Skelton doesn’t like

Then there’s the political angle. The Legislature and Brown obviously are cooking up this reform, to be passed on the very last day of the Legislature’s session, as a talking point for their campaign to pass Proposition 30, his $8.5 billion tax increase on the November ballot. Here’s Skelton:

“SACRAMENTO — What Gov. Jerry Brown said recently about his proposed tax hike was complete balderdash. And I’m betting he was the first to know it….

“The wily old politician proved that his comment was hogwash Tuesday when he flew to Los Angeles, the state’s biggest media market, to trumpet a new legislative compromise aimed at controlling public pension costs.

“Brown had proclaimed that his soak-the-rich tax initiative on the November ballot was not about pensions or scandals or anything else except forcing the wealthy to pay more to avoid draconian cuts in education funding.”This is what the testy governor told pesky reporters Aug. 15 as he kicked off his campaign for Proposition 30, which would raise the sales tax slightly for everyone and the income tax sharply for individuals making more than $250,000 and couples earning over $500,000:

“This is not about any other issue. It’s not about the environment, it’s not about pensions, it’s not about parks. It’s about one simple question: Shall those who’ve been blessed beyond imagination give back 1 or 2 or 3 percent for the next seven years, or shall we take billions out of our schools and colleges to the detriment of the kids.”

“OK, technically, he’s correct. On paper. From a policy standpoint.

“But from a political perspective and looking into the minds of many voters, the question is about much more. It’s about whether they should send Sacramento more tax money.”

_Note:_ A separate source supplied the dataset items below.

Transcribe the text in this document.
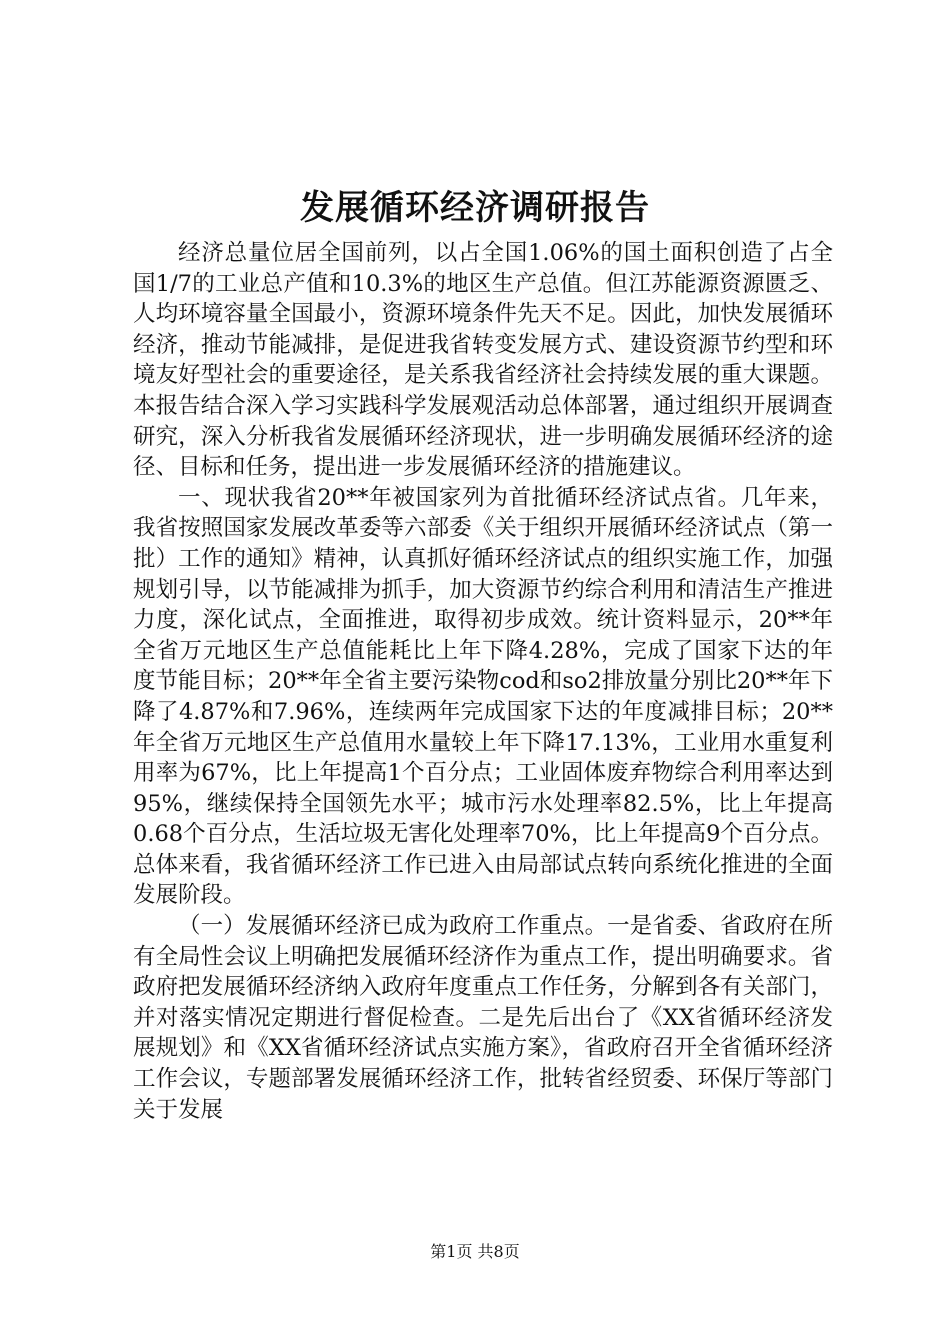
发展循环经济调研报告

经济总量位居全国前列，以占全国1.06%的国土面积创造了占全国1/7的工业总产值和10.3%的地区生产总值。但江苏能源资源匮乏、人均环境容量全国最小，资源环境条件先天不足。因此，加快发展循环经济，推动节能减排，是促进我省转变发展方式、建设资源节约型和环境友好型社会的重要途径，是关系我省经济社会持续发展的重大课题。本报告结合深入学习实践科学发展观活动总体部署，通过组织开展调查研究，深入分析我省发展循环经济现状，进一步明确发展循环经济的途径、目标和任务，提出进一步发展循环经济的措施建议。

一、现状我省20**年被国家列为首批循环经济试点省。几年来，我省按照国家发展改革委等六部委《关于组织开展循环经济试点（第一批）工作的通知》精神，认真抓好循环经济试点的组织实施工作，加强规划引导，以节能减排为抓手，加大资源节约综合利用和清洁生产推进力度，深化试点，全面推进，取得初步成效。统计资料显示，20**年全省万元地区生产总值能耗比上年下降4.28%，完成了国家下达的年度节能目标；20**年全省主要污染物cod和so2排放量分别比20**年下降了4.87%和7.96%，连续两年完成国家下达的年度减排目标；20**年全省万元地区生产总值用水量较上年下降17.13%，工业用水重复利用率为67%，比上年提高1个百分点；工业固体废弃物综合利用率达到95%，继续保持全国领先水平；城市污水处理率82.5%，比上年提高0.68个百分点，生活垃圾无害化处理率70%，比上年提高9个百分点。总体来看，我省循环经济工作已进入由局部试点转向系统化推进的全面发展阶段。

（一）发展循环经济已成为政府工作重点。一是省委、省政府在所有全局性会议上明确把发展循环经济作为重点工作，提出明确要求。省政府把发展循环经济纳入政府年度重点工作任务，分解到各有关部门，并对落实情况定期进行督促检查。二是先后出台了《XX省循环经济发展规划》和《XX省循环经济试点实施方案》，省政府召开全省循环经济工作会议，专题部署发展循环经济工作，批转省经贸委、环保厅等部门关于发展

第1页 共8页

That’s exactly right. All government money is fungible. If Brown can get his tax increase passed and spends the money on education, then other money that would have gone to education can be spent on something else — like pensions.

Conversely, if Prop. 30 loses, then he has to cut more spending. Parents will holler about cuts in education, so those cuts won’t be as deep as advertised — and cuts then will be made in other areas, including perhaps pensions.

CalPERS likes

Finally, if CalPERS likes a reform, you know it didn’t go far enough. It said in a statement:

“CalPERS believes that the proposal includes significant changes that will help to protect and ensure the sustainability of the retirement fund, reduce abuse and add protections, ease administration, and moderate pension costs over time….

“It is important to note that public employees have already made significant concessions over the last few years.”

Well, isn’t that special.

CalPERS continued:

“Through collective bargaining agreements, most State employees are now paying 2 to 4 percent more from their paychecks toward pensions for a total of 8 to 11 percent of their compensation and thus saving the State nearly $400 million annually. The Committee’s proposals would return the benefit levels for all new public employees in California to pre-SB 400 levels from 1999.”

That’s doubtful. SB 400 was one of the pension-spiking bills that drove the state off the bankruptcy cliff. There’s no way the public-employee unions, which control the Democrats in the Legislature, would allow anything but cosmetic reforms. And, once the election passes in a little over two months, the next Legislature could reverse anything passed on Friday.

Now, with this week’s “reforms” so pathetic, there’s nothing to keep the state’s fiscal Cadillac from crashing on the rocks below.